La première chose à faire était évidemment d’alerter la police, et sans plus tarder, je téléphonai au Commissariat du Faubourg Montmartre.

Dix minutes plus tard, le bruit d’un car stoppant devant la maison m’informa que la police arrivait. J’ouvris ma porte avec précipitation, comme délivrée d’un fardeau. Des pas lourds montèrent les marches, trébuchant dans l’obscurité, avec des jurons étouffés. Enfin, dans la pénombre, je distinguai les silhouettes de trois agents précédés d’un homme en civil.

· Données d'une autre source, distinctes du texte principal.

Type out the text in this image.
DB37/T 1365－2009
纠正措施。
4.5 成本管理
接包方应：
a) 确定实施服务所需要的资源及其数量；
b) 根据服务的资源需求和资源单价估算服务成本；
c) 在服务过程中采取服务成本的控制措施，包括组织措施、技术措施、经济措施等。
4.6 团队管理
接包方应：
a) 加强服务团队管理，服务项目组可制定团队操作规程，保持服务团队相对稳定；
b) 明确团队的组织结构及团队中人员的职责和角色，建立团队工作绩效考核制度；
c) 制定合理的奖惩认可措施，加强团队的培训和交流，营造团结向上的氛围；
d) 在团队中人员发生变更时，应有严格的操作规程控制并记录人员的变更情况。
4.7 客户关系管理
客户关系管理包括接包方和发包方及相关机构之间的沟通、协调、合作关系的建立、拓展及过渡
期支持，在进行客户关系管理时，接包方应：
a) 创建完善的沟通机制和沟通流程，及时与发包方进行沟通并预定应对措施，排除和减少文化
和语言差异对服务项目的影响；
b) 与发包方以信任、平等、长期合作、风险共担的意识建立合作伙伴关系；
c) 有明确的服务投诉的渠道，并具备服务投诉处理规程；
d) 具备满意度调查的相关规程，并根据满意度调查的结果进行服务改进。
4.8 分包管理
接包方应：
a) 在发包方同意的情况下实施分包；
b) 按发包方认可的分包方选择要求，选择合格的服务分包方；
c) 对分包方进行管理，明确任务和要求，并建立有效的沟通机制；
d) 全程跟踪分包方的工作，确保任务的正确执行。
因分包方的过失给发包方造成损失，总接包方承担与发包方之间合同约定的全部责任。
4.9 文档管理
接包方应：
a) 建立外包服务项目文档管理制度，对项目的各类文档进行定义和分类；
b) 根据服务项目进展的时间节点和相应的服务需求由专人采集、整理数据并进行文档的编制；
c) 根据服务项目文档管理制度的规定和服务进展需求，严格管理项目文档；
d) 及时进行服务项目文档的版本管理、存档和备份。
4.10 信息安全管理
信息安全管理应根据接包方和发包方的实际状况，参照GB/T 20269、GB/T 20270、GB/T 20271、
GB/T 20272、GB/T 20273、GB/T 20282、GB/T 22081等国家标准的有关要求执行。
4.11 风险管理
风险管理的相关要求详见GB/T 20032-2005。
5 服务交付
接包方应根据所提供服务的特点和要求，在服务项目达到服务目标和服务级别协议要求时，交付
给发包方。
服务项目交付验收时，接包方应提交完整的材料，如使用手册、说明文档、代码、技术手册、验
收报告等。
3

— C’est ici qu’il y a eu un crime ? s’enquit ce dernier en m’apercevant.

— Oui, Monsieur, répondis-je… Entrez…

Avec des regard inquisiteurs, ils pénétrèrent dans la pièce. Je sentais leurs yeux attachés sur moi avec une insistance gênante… Naturellement, avant de rien savoir, ils allaient, d’emblée, me soupçonner !

Sans rien dire, ils s’avancèrent jusqu’au seuil du studio et s’arrêtèrent pour contempler la scène.

Un moment, ils demeurèrent silencieux, enfin le civil m’adressa la parole :

— Inspecteur Delbarre, fit-il d’un ton un peu sec.

— Nicole Jeantet…

Il daigna seulement se découvrir et posa son chapeau sur un meuble, puis, les mains profondément enfoncées dans les poches de son imperméable, il se mit lentement à évoluer dans la pièce.

— Comment l’avez-vous découvert ? fit-il brusquement en se tournant vers moi.